Sometimes you can have it all: A relaxing beach + a party!
Another surprising beach win took place on a different day, after we left Isla Contoy. My last post was about our disappointment in the “hike” we went on in the national park that overshadowed the lovely beach setting.
However, after Isla Contoy and a quick snorkel in a nearby coral reef, we headed to Isla Mujeres. Not originally on our trip schedule, there’s no way to get to Contoy without making a stop at Mujeres. We weren’t really interested – the morning had been such a disaster that all we wanted was to head back to our Airbnb, but then we definitely would have missed out.
Isla Mujeres is a BLAST. The exact opposite of Isla Contoy – there’s food, parties, and even a yatch section off the coast of the island.
We arrived famished after our “lunch” of white rice, iceberg lettuce, and salsa – gross. So we quickly set off to find a real meal.
Our first stop was closed (despite advertising dinner specials) and we were afraid that our afternoon would turn out just as disappointing our morning had. However, our next stop, Aroma Isla, turned out to be worth the wait. Chandler ordered some tacos and I dug into a delicious bowl of ramen – some fresh-made juice finished off the meal.

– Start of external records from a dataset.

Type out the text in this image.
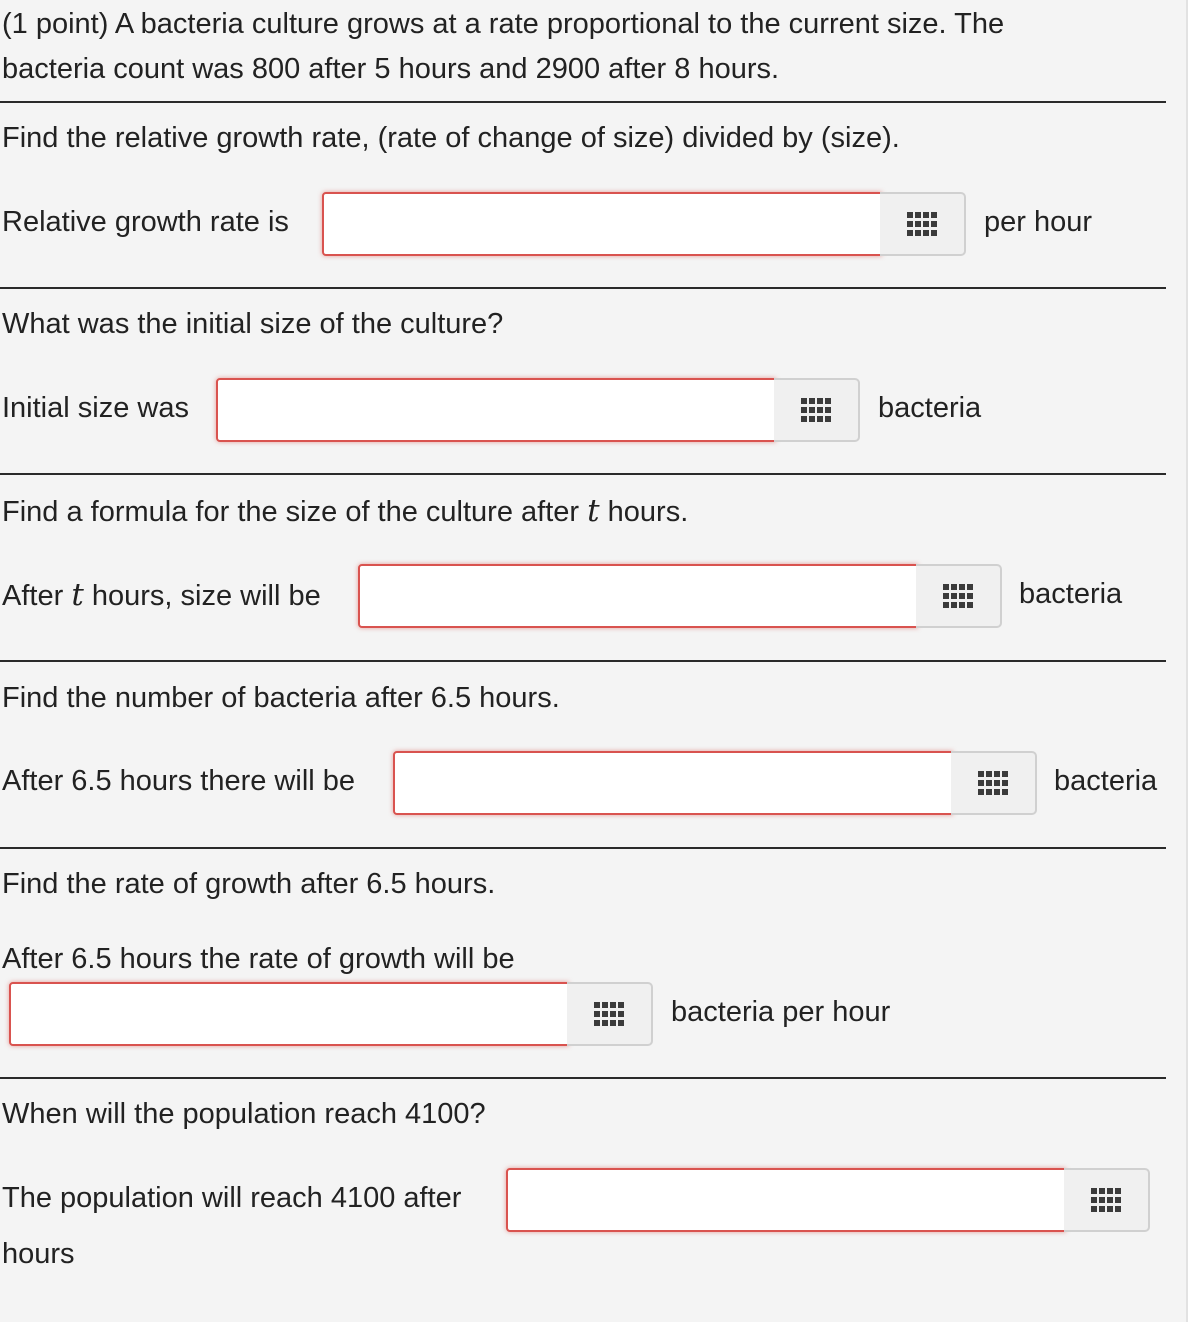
(1 point) A bacteria culture grows at a rate proportional to the current size. The
bacteria count was 800 after 5 hours and 2900 after 8 hours.
Find the relative growth rate, (rate of change of size) divided by (size).
Relative growth rate is	per hour
What was the initial size of the culture?
Initial size was	bacteria
Find a formula for the size of the culture after t hours.
After t hours, size will be	bacteria
Find the number of bacteria after 6.5 hours.
After 6.5 hours there will be	bacteria
Find the rate of growth after 6.5 hours.
After 6.5 hours the rate of growth will be
bacteria per hour
When will the population reach 4100?
The population will reach 4100 after
hours
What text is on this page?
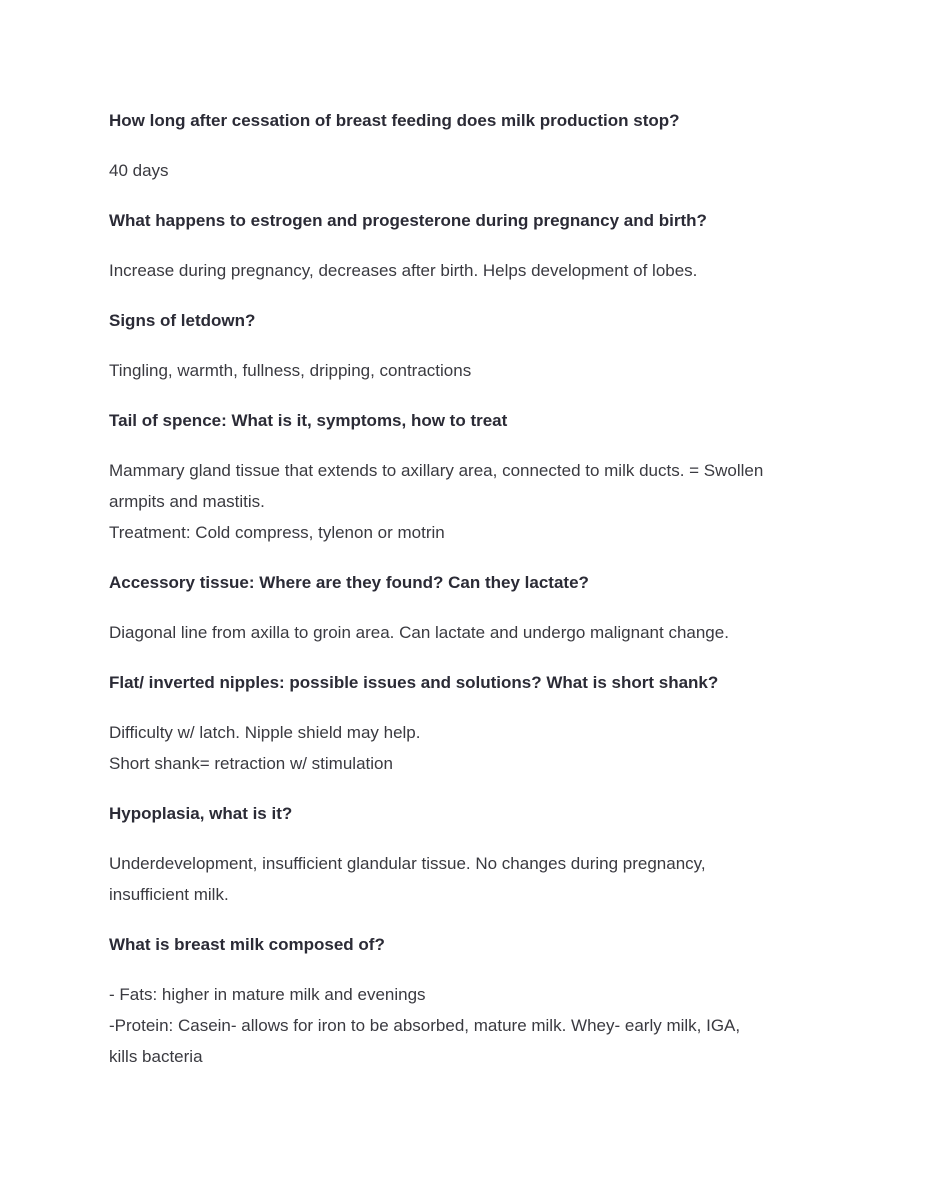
How long after cessation of breast feeding does milk production stop?
40 days
What happens to estrogen and progesterone during pregnancy and birth?
Increase during pregnancy, decreases after birth. Helps development of lobes.
Signs of letdown?
Tingling, warmth, fullness, dripping, contractions
Tail of spence: What is it, symptoms, how to treat
Mammary gland tissue that extends to axillary area, connected to milk ducts. = Swollen
armpits and mastitis.
Treatment: Cold compress, tylenon or motrin
Accessory tissue: Where are they found? Can they lactate?
Diagonal line from axilla to groin area. Can lactate and undergo malignant change.
Flat/ inverted nipples: possible issues and solutions? What is short shank?
Difficulty w/ latch. Nipple shield may help.
Short shank= retraction w/ stimulation
Hypoplasia, what is it?
Underdevelopment, insufficient glandular tissue. No changes during pregnancy,
insufficient milk.
What is breast milk composed of?
- Fats: higher in mature milk and evenings
-Protein: Casein- allows for iron to be absorbed, mature milk. Whey- early milk, IGA,
kills bacteria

Happy and full, we wandered around the beach/island until is was time to go. Our only complaint was that after over three hours on Isla Contoy, we had less than 90 minutes on Isla Mujeres. Had our schedules allowed, we definitely would have made our way back to the island since the same ferry company that took us to Cozumel also made runs to Mujeres.
That said, I was definitely ferry-ed out and happy to be sticking to dry land. It’s going to be quite a while before another vacation of ours includes a beach (and certainly no boats!).